You know, I like Batman Forever less than even
Batman & Robin. Obviously that film is like a monster out to destroy everything you hold dear, but this one is like a killer cop with a split personality and a sexually transmitted disease only carried by sheep. The Film That Killed The Franchise is appalling in every way and a shocking waste of celluloid, but at least it understands itself. Batman Forever is this bizarre deformed mistake made up of the script for a third Tim Burton Batman, the direction of Joel Schumacher and the "you must be kidding me" slut of a character that they gave to poor Nicole Kidman. Oh, and Batman is played by Him. I hate Him. He was in The Doors, which makes him evil. Films starring Him will give you cancer of the follicles and runaway diarrhoea, except for Top Secret which is funny. My little brother hates this film with a passion and it's hard to blame him.
The odd thing is that the script isn't bad at all. I wasn't kidding when I said it's trying to be a Tim Burton movie, but all complexities get squashed like cockroaches by Joel Schumacher. This film's towering stupidity is all the more bizarre given how much intelligence it actively had to seek out and destroy to get that way. There's some nice character stuff for Robin and what's by now become annoying psychoanalysis of Batman, but forget all that. Fair's fair. Let's judge it on its chosen level. Unfortunately it's not even a decent no-brainer, for which I blame the main characters.
(1) Why does Val Kilmer even exist? He's so dull! He's a pretty-boy of 100% cardboard, a walking stiff who can kill the most promising material stone dead. His scene in Nicole Kidman's office should have been sparkling, but it's dead on its feet. This is supposedly a deeply disturbed Batman with as many psychological problems as Keaton's incarnation, but you'd never guess any of that from Kilmer's performance. Personally I blame Kilmer almost as much as Schumacher for screwing up this movie. (Note: this is probably unfair and prejudiced of me, although the reason for said prejudice is having seen other Kilmer movies. Did I mention The Doors? There's a film to leave mental scars. Don't get me started on Oliver Stone.)
(2) Tommy Lee Jones.
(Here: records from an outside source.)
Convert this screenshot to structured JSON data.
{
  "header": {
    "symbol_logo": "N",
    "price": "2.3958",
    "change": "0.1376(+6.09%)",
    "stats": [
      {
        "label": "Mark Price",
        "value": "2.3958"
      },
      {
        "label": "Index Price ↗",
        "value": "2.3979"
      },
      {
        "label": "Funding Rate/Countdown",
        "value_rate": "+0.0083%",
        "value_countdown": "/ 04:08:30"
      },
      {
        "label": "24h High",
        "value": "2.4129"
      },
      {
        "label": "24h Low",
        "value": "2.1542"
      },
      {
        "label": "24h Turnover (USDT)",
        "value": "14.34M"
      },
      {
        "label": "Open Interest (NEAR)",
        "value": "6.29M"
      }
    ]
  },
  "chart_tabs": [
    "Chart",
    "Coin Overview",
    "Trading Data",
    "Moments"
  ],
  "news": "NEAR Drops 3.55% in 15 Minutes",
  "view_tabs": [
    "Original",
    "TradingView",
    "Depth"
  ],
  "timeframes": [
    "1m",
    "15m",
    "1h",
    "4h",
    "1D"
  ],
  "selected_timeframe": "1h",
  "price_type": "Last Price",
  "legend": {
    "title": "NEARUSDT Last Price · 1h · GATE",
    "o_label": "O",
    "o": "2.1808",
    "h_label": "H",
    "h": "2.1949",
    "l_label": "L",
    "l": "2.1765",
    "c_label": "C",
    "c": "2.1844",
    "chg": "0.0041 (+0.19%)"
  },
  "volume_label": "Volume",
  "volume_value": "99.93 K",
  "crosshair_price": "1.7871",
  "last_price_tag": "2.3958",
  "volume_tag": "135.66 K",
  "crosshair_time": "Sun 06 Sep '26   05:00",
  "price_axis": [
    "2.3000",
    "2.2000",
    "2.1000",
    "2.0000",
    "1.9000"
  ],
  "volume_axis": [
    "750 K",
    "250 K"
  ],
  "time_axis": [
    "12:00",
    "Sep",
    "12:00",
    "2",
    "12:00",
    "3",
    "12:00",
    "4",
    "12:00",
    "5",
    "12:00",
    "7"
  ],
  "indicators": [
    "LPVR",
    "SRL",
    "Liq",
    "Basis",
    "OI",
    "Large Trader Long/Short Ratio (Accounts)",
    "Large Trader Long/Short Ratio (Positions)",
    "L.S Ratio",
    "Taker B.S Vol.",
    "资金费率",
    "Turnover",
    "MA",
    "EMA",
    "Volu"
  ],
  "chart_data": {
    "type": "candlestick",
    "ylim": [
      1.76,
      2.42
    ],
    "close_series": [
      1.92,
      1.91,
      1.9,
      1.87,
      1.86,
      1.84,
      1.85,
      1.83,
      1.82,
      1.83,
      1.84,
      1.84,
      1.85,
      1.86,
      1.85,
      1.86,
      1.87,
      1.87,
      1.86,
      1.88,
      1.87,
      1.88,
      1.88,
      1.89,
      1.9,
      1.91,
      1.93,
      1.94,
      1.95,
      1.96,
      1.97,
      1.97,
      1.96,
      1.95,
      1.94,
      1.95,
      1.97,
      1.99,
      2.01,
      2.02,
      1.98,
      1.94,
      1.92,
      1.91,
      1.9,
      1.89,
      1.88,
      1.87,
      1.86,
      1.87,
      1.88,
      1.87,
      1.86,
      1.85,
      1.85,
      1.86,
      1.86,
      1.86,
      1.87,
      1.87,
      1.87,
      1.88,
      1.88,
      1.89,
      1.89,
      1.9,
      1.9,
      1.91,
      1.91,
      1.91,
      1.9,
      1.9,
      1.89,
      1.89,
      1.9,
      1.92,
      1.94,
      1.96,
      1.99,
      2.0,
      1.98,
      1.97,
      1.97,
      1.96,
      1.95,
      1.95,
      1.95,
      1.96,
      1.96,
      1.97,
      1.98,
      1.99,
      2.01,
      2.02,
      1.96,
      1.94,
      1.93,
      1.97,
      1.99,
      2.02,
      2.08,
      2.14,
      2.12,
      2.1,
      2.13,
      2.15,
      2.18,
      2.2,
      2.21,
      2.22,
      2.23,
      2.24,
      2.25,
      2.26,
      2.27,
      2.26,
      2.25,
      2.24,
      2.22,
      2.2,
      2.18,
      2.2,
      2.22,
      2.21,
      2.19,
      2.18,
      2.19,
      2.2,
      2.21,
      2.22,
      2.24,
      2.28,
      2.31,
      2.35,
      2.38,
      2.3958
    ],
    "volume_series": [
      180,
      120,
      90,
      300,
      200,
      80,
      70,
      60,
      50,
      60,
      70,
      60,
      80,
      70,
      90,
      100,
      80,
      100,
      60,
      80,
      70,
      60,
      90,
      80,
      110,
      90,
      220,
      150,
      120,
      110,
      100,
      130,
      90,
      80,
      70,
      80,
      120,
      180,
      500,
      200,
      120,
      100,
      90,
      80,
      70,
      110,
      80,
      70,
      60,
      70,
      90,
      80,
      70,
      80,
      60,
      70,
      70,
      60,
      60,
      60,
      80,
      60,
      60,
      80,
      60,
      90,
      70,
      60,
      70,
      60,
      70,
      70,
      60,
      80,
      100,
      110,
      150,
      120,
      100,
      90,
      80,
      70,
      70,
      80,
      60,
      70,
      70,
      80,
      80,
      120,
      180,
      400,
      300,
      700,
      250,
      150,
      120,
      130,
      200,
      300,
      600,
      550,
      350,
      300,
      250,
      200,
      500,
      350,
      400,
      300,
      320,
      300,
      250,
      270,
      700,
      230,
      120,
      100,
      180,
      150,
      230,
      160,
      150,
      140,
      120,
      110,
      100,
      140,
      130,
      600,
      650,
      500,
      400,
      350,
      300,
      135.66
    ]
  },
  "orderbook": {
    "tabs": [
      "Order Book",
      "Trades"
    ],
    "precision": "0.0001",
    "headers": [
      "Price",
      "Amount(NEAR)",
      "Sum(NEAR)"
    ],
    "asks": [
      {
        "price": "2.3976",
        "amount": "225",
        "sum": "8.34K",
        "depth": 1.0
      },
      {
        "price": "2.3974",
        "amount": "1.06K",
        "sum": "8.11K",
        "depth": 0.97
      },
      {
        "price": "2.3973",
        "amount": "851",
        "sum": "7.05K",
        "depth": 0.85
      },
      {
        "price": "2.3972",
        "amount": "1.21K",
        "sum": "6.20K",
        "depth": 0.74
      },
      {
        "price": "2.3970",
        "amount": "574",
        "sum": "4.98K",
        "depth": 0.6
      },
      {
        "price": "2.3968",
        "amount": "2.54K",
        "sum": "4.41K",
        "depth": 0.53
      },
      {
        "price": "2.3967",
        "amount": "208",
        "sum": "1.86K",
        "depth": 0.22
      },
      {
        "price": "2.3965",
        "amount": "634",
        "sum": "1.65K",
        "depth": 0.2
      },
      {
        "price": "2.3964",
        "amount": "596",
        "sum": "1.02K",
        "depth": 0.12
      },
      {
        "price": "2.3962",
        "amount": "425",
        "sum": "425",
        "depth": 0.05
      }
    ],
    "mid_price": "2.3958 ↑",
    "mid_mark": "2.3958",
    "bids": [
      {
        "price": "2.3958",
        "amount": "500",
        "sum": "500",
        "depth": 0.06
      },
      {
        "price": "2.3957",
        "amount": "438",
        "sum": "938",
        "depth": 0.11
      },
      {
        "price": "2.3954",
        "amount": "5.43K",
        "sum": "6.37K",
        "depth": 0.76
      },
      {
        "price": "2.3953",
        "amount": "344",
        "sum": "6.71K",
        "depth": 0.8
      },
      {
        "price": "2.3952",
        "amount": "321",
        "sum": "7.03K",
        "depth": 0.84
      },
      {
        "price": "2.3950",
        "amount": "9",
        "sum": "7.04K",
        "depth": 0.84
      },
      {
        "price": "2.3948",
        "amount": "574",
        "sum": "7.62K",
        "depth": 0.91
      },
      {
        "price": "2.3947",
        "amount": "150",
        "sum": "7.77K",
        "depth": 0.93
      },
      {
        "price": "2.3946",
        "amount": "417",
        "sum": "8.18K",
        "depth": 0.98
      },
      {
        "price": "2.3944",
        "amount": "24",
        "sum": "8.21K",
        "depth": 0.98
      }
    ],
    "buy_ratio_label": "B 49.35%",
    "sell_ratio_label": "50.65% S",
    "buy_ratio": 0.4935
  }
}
Unlike Kilmer he's turned in good performances in other movies, so what happened? Playing a Batman villain should be the chance of a lifetime. They're scene-stealing grotesques, both fascinating and appalling. The Penguin, the Joker, Catwoman... all dream roles, surely? No, not here. Tommy Lee Jones takes the horrific character of Two-Face, possibly the most disturbed of Batman's villains, and turns him into an excitable moron who shouts a lot. Gee thanks, Tommy. Wake me up when someone interesting appears.
(3) Nicole Kidman. On reflection I think the script is mostly to blame, but her character (Dr Chase Meridian) is the sluttiest slut in Slutsville. There's a word for people like this. They're called stalkers. Admittedly Kim Basinger's character wasn't slow to drop her knickers for Michael Keaton, but you still respected her in the morning. Dr Chase Meridian on the other hand is a slapper with a one-track mind who loses her audience in five seconds flat and becomes a figure of ridicule.
Okay, I've been nasty. There are good things here too. I liked the two other leads. The Robin subplot is cool and really effective, which is doubly surprising since I think everyone in the world secretly dislikes Robin and wishes he'd just go away and let Batman go on adventures on his own. Nonetheless this part of the film really works; you like and sympathise with Dick Grayson. Even when demonstrating near-terminal stupidity as he goes joyriding in the Batmobile, somehow Chris O'Donnell retains our affections despite this. He's mostly not annoying, which is high praise when you consider that this is the Boy Wonder we're talking about. Chris's performance in this film is underrated. Seriously. I think he's really good.
However most important is Jim Carrey, as usual wound up to eleven and mutating everything into another Carrey vehicle. It's his Midas Touch. I'm not a huge Carrey fan, but you'd have to be some kind of grouch not to acknowledge the energy he puts into his work. No one else does what he does, which in this case is to single-handedly save the movie. In a serious Batman film, you'd want to kill him. However here, even when everything else is falling apart around his ears, he's always putting in 10000% and against all the odds giving us something worth watching. This flick is a Jim Carrey film that happens to star a bunch of other characters including some guy in a cape. Personally I think he's great. Even leaving aside the fact that he later went on to gain plaudits in serious film roles like Man on the Moon and Eternal Sunshine of the Spotless Mind, I defy anyone to watch The Mask and not have a seriously good time. Film snobs can leave by the first exit, although it's a mystery why they were standing in line for Batman Forever in the first place.
It seems that we have a pattern... watch the even-numbered Batman movies for the villains. Yes, I did say "even-numbered". You didn't think I'd forgotten the 1966 Adam West film, did you?